Le lien avec le service peut être matériel, comme dans la décision Mimeur (v. aussi le lien réalisé par une arme de service : Conseil d’Etat, Assemblée, 26 octobre 1973, Sadoudi, requête numéro 81977, rec.p.603). Il peut également être fonctionnel : les nombreux et graves méfaits commis par un gendarme ne sont pas dépourvus de tout lien avec le service en raison du fait qu’ils avaient eu lieu dans la circonscription même où l’auteur exerçait ses fonctions, qu’il participait aux enquêtes et que son appartenance à la gendarmerie avait contribué à lui permettre d’échapper aux recherches (Conseil d’Etat, SSR., 18 novembre 1988, Ministre de la Défense c. Epoux R., requête numéro 74952, publié au recueil).
La victime, et c’est classique, a donc le choix entre saisir la juridiction judiciaire, notamment le juge pénal sur intérêts civils, et le juge administratif. Le Tribunal des conflits précise cependant, dans un considérant reprenant en substance la prévention de l’arrêt Lemonnier (Conseil d’Etat, Section, 26 juillet 1918, Epoux Lemonnier, requête numéro 49595, rec.p.761) « qu’il appartiendra seulement à la juridiction judiciaire et à la juridiction administrative, si elles estiment devoir allouer une indemnité à Mme B…en réparation du préjudice dont elle se prévaut, de veiller à ce que l’intéressée n’obtienne pas une réparation supérieure à la valeur du préjudice subi du fait de la faute commise« .

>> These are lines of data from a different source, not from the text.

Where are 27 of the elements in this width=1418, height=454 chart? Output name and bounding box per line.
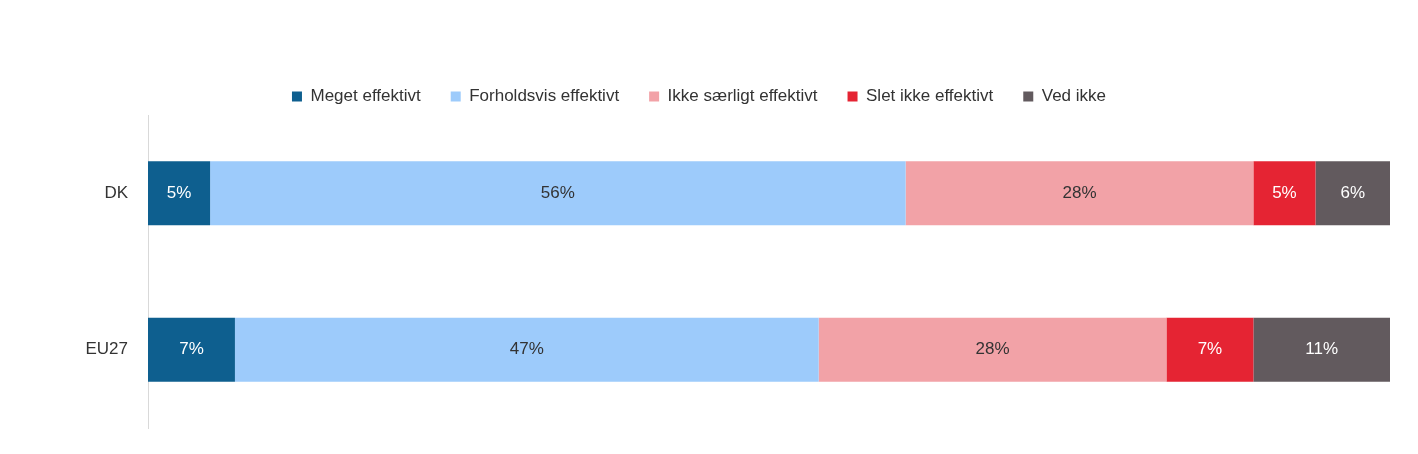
data-label: 28% [975, 339, 1010, 359]
bar [234, 317, 819, 382]
bar [148, 161, 211, 226]
bar [1166, 317, 1254, 382]
data-label: 5% [166, 182, 192, 202]
y-tick-label: DK [104, 182, 129, 202]
data-label: 7% [1197, 339, 1223, 359]
data-label: 5% [1272, 182, 1297, 202]
legend-label: Forholdsvis effektivt [469, 86, 620, 106]
bar [905, 161, 1254, 226]
data-label: 6% [1340, 182, 1366, 202]
data-label: 28% [1062, 182, 1097, 202]
data-label: 11% [1305, 339, 1339, 359]
legend-label: Meget effektivt [310, 86, 421, 106]
bar [148, 317, 235, 382]
legend-label: Ved ikke [1041, 86, 1107, 106]
y-tick-label: EU27 [85, 339, 128, 359]
data-label: 56% [540, 182, 575, 202]
legend-label: Slet ikke effektivt [866, 86, 994, 106]
data-label: 7% [179, 339, 204, 359]
bar [818, 317, 1167, 382]
bar [1315, 161, 1390, 226]
bar [210, 161, 906, 226]
bar [1253, 317, 1390, 382]
data-label: 47% [509, 339, 544, 359]
bar [1253, 161, 1316, 226]
legend-label: Ikke særligt effektivt [667, 86, 818, 106]
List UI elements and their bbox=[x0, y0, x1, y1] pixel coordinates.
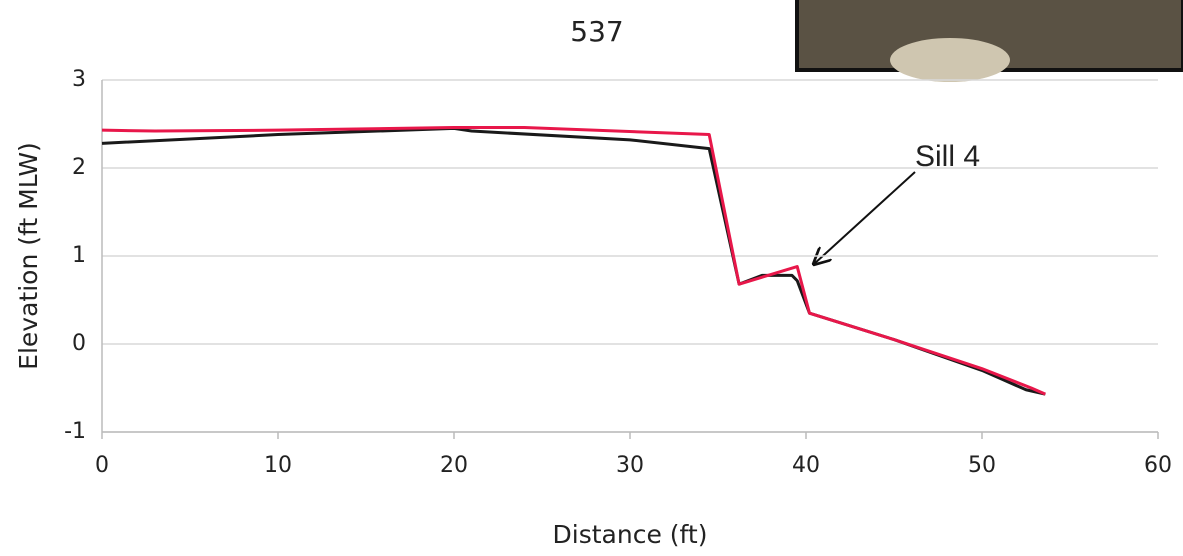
y-tick-label: 3 bbox=[72, 67, 86, 92]
chart-title: 537 bbox=[570, 15, 623, 48]
y-tick-label: 1 bbox=[72, 243, 86, 268]
x-tick-label: 30 bbox=[616, 453, 644, 478]
y-tick-label: 2 bbox=[72, 155, 86, 180]
x-tick-label: 10 bbox=[264, 453, 292, 478]
y-tick-label: 0 bbox=[72, 331, 86, 356]
x-axis-label: Distance (ft) bbox=[553, 520, 708, 549]
x-tick-label: 40 bbox=[792, 453, 820, 478]
series-line bbox=[101, 126, 1046, 396]
y-axis-label: Elevation (ft MLW) bbox=[14, 142, 43, 370]
annotation-arrow bbox=[814, 171, 916, 264]
photo-detail bbox=[890, 38, 1010, 82]
x-tick-label: 20 bbox=[440, 453, 468, 478]
x-tick-label: 50 bbox=[968, 453, 996, 478]
x-tick-label: 60 bbox=[1144, 453, 1172, 478]
y-tick-label: -1 bbox=[64, 419, 86, 444]
x-tick-label: 0 bbox=[95, 453, 109, 478]
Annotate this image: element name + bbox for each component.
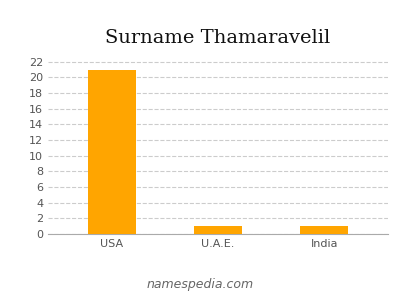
Bar: [194, 226, 242, 234]
Title: Surname Thamaravelil: Surname Thamaravelil: [105, 29, 331, 47]
Bar: [88, 70, 136, 234]
Text: namespedia.com: namespedia.com: [146, 278, 254, 291]
Bar: [300, 226, 348, 234]
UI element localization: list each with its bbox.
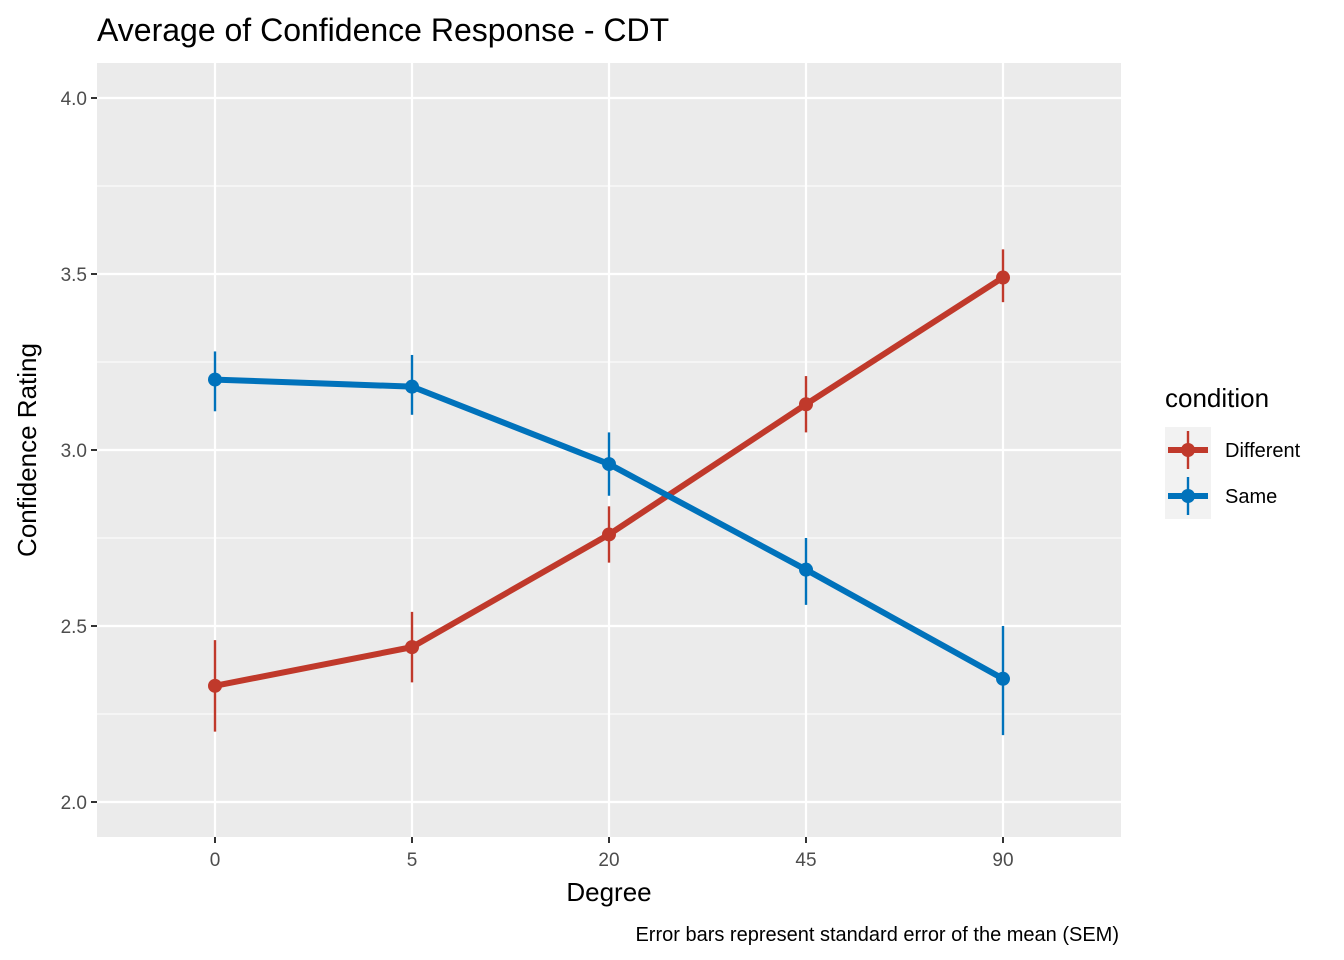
y-tick-label: 4.0 <box>61 89 87 110</box>
x-tick-label: 90 <box>992 850 1013 871</box>
x-tick-label: 45 <box>795 850 816 871</box>
x-tick-label: 20 <box>598 850 619 871</box>
series-layer <box>208 249 1010 736</box>
data-point-different <box>405 640 419 655</box>
caption: Error bars represent standard error of t… <box>635 924 1119 946</box>
x-axis: 0 5 20 45 90 <box>210 837 1014 871</box>
x-axis-title: Degree <box>566 877 651 907</box>
y-tick-label: 3.5 <box>61 265 87 286</box>
legend-label-same: Same <box>1225 486 1277 508</box>
data-point-different <box>602 527 616 542</box>
y-tick-label: 2.0 <box>61 793 87 814</box>
y-tick-label: 3.0 <box>61 441 87 462</box>
x-tick-label: 0 <box>210 850 221 871</box>
data-point-different <box>996 270 1010 285</box>
data-point-same <box>799 562 813 577</box>
y-axis: 2.0 2.5 3.0 3.5 4.0 <box>61 89 97 814</box>
legend-title: condition <box>1165 383 1269 413</box>
chart-title: Average of Confidence Response - CDT <box>97 12 669 48</box>
data-point-same <box>405 379 419 394</box>
legend-key-point <box>1181 489 1195 503</box>
legend: condition Different Same <box>1165 383 1301 519</box>
data-point-different <box>799 397 813 412</box>
legend-label-different: Different <box>1225 440 1301 462</box>
x-tick-label: 5 <box>407 850 418 871</box>
data-point-different <box>208 678 222 693</box>
y-axis-title: Confidence Rating <box>12 343 42 557</box>
data-point-same <box>602 457 616 472</box>
y-tick-label: 2.5 <box>61 617 87 638</box>
data-point-same <box>208 372 222 387</box>
data-point-same <box>996 671 1010 686</box>
legend-items: Different Same <box>1165 427 1301 519</box>
legend-key-point <box>1181 443 1195 457</box>
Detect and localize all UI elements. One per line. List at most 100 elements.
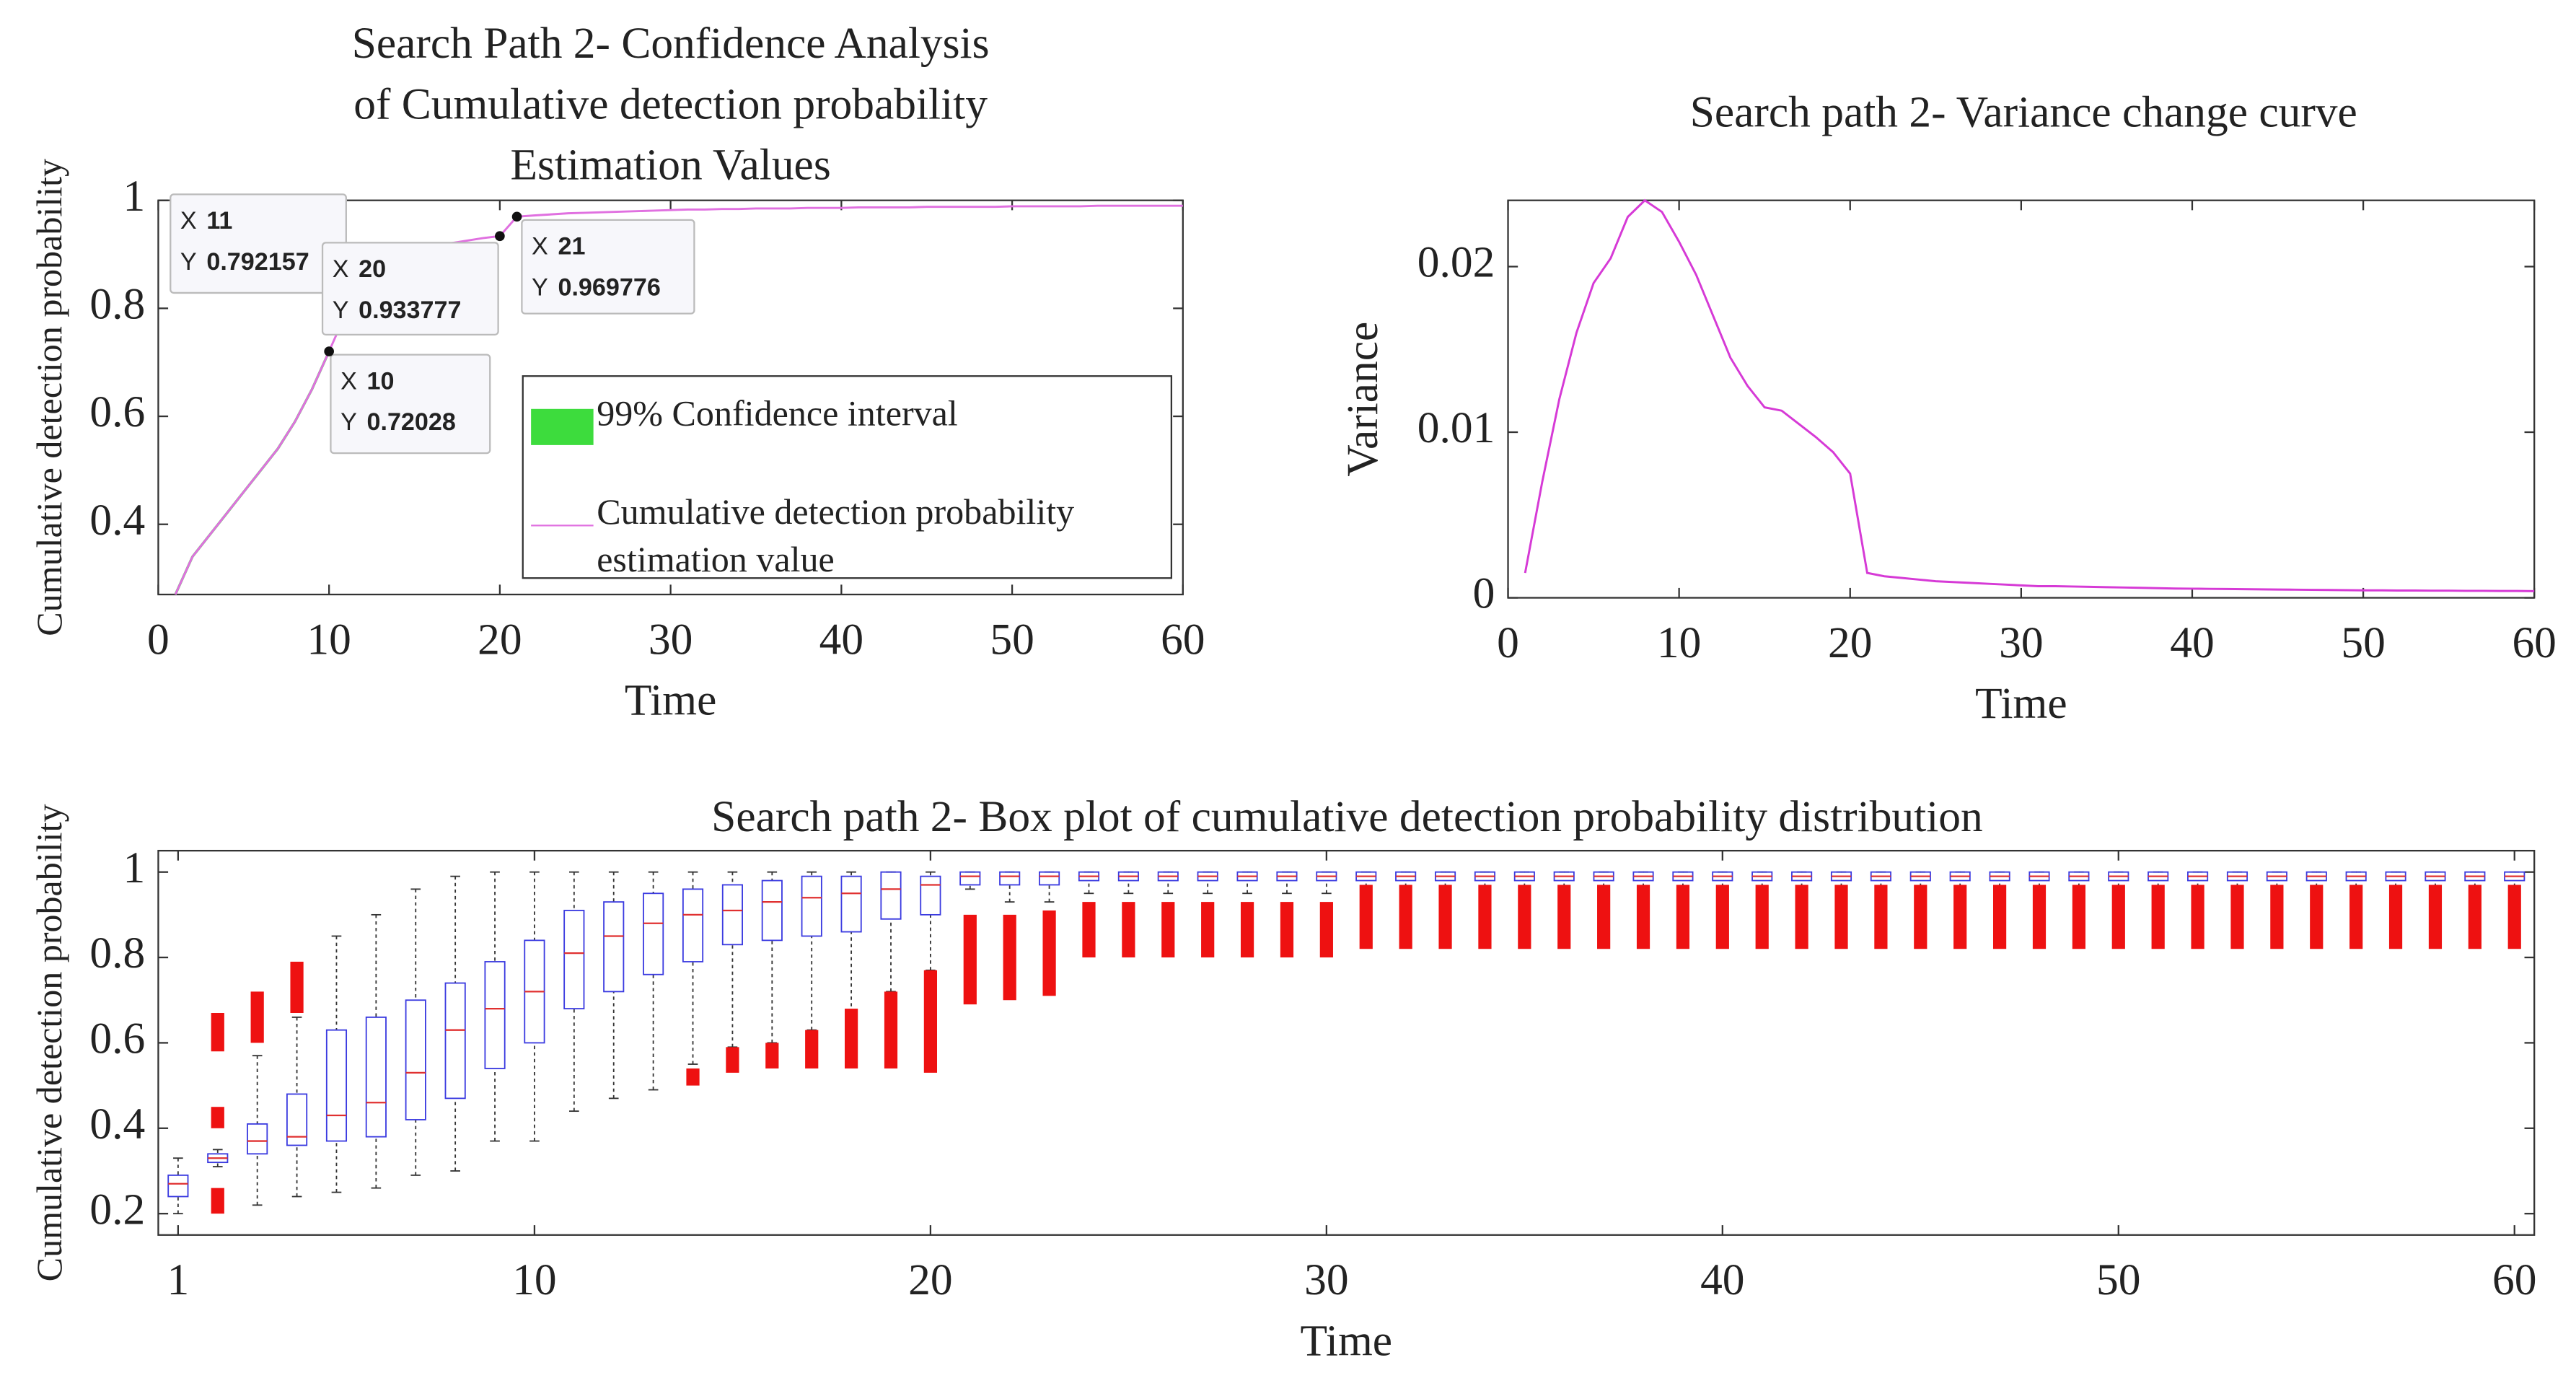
outlier-band xyxy=(963,914,977,1005)
datatip-value: 0.969776 xyxy=(558,273,660,301)
box xyxy=(682,888,704,962)
outlier-band xyxy=(1003,914,1016,1001)
datatip-key: Y xyxy=(333,297,349,324)
outlier-band xyxy=(845,1009,858,1069)
outlier-band xyxy=(923,970,938,1073)
box xyxy=(405,999,426,1120)
outlier-band xyxy=(2032,885,2047,949)
x-tick-label: 30 xyxy=(649,615,693,664)
outlier-band xyxy=(1201,902,1215,958)
box xyxy=(325,1029,348,1142)
x-tick-label: 10 xyxy=(307,615,351,664)
datatip-key: Y xyxy=(180,248,197,276)
chart-title: Search path 2- Box plot of cumulative de… xyxy=(711,792,1983,841)
x-axis-label: Time xyxy=(1301,1316,1392,1365)
datatip-box xyxy=(521,219,695,315)
chart-title: of Cumulative detection probability xyxy=(353,79,988,128)
outlier-band xyxy=(1715,885,1729,949)
datatip-key: Y xyxy=(532,273,548,301)
outlier-band xyxy=(2230,885,2244,949)
box xyxy=(603,901,625,993)
box xyxy=(721,884,743,946)
datatip-value: 0.792157 xyxy=(206,248,309,276)
legend-entry: Cumulative detection probability estimat… xyxy=(597,491,1075,580)
datatip-key: X xyxy=(333,255,349,283)
outlier-band xyxy=(686,1068,700,1086)
outlier-band xyxy=(1597,885,1611,949)
outlier-band xyxy=(1042,910,1056,996)
y-tick-label: 0.6 xyxy=(89,387,145,436)
datatip-value: 11 xyxy=(206,207,232,234)
datatip-value: 0.72028 xyxy=(367,408,456,436)
box xyxy=(999,871,1021,886)
box xyxy=(920,875,941,916)
outlier-band xyxy=(2111,885,2125,949)
outlier-band xyxy=(1319,902,1333,958)
outlier-band xyxy=(2349,885,2363,949)
datatip-value: 20 xyxy=(359,255,386,283)
box xyxy=(959,871,981,886)
chart-title: Search path 2- Variance change curve xyxy=(1690,88,2357,137)
outlier-band xyxy=(1992,885,2007,949)
outlier-band xyxy=(1795,885,1808,949)
y-tick-label: 0.8 xyxy=(89,279,145,328)
outlier-band xyxy=(1518,885,1531,949)
outlier-band xyxy=(211,1188,224,1214)
outlier-band xyxy=(1557,885,1571,949)
datatip-box xyxy=(321,242,499,335)
outlier-band xyxy=(1082,902,1096,958)
y-tick-label: 0.02 xyxy=(1417,238,1495,287)
box xyxy=(1039,871,1060,886)
legend-box xyxy=(522,375,1173,579)
datatip-value: 0.933777 xyxy=(359,297,461,324)
x-tick-label: 20 xyxy=(1828,618,1872,667)
box xyxy=(643,892,664,975)
y-tick-label: 0.6 xyxy=(89,1014,145,1063)
outlier-band xyxy=(884,991,898,1069)
x-tick-label: 0 xyxy=(1497,618,1519,667)
box xyxy=(840,875,862,933)
x-tick-label: 60 xyxy=(2512,618,2556,667)
outlier-band xyxy=(1280,902,1294,958)
outlier-band xyxy=(1834,885,1848,949)
x-tick-label: 50 xyxy=(2341,618,2385,667)
chart-title: Search Path 2- Confidence Analysis xyxy=(352,19,990,68)
x-tick-label: 1 xyxy=(167,1255,190,1304)
outlier-band xyxy=(2468,885,2482,949)
outlier-band xyxy=(1874,885,1888,949)
y-tick-label: 0.4 xyxy=(89,496,145,545)
box xyxy=(484,961,506,1069)
outlier-band xyxy=(1438,885,1452,949)
box xyxy=(444,982,466,1100)
outlier-band xyxy=(1478,885,1492,949)
x-tick-label: 30 xyxy=(1999,618,2043,667)
outlier-band xyxy=(1676,885,1690,949)
x-tick-label: 50 xyxy=(2096,1255,2140,1304)
outlier-band xyxy=(805,1030,819,1069)
outlier-band xyxy=(1161,902,1175,958)
box xyxy=(880,871,902,920)
datatip-value: 10 xyxy=(367,367,395,395)
y-axis-label: Cumulative detection probability xyxy=(29,159,69,636)
box xyxy=(801,875,822,937)
legend-swatch xyxy=(531,408,594,445)
x-tick-label: 20 xyxy=(478,615,522,664)
y-axis-label: Cumulative detection probability xyxy=(29,804,69,1282)
x-tick-label: 10 xyxy=(1657,618,1701,667)
outlier-band xyxy=(2270,885,2284,949)
outlier-band xyxy=(2507,885,2521,949)
x-tick-label: 50 xyxy=(990,615,1034,664)
outlier-band xyxy=(726,1047,739,1073)
legend-label: Cumulative detection probability estimat… xyxy=(597,491,1075,580)
box xyxy=(761,879,783,942)
box xyxy=(563,910,585,1009)
x-tick-label: 30 xyxy=(1304,1255,1348,1304)
plot-area xyxy=(157,849,2536,1236)
outlier-band xyxy=(1240,902,1254,958)
x-axis-label: Time xyxy=(625,676,717,725)
datatip-key: X xyxy=(532,233,548,260)
outlier-band xyxy=(211,1013,224,1052)
x-tick-label: 20 xyxy=(908,1255,952,1304)
outlier-band xyxy=(1399,885,1412,949)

Ajoutons pour être complet, bien que le tribunal ne le précise pas, que chacune des parties qui aurait été condamnée (le maire à raison de sa faute personnelle devant le juge juridiciaire, la commune devant le juge administratif à raison de la faute de service) peut exercer une action récursoire pour se voir rembourser des sommes au paiement desquelles elle estimera avoir été injustement condamnée. Cette action récursoire s’exercera devant le juge administratif (Conseil d’Etat, Assemblée, 28 juillet 1951, Laruelle, requête numéro 01074, rec. p.464).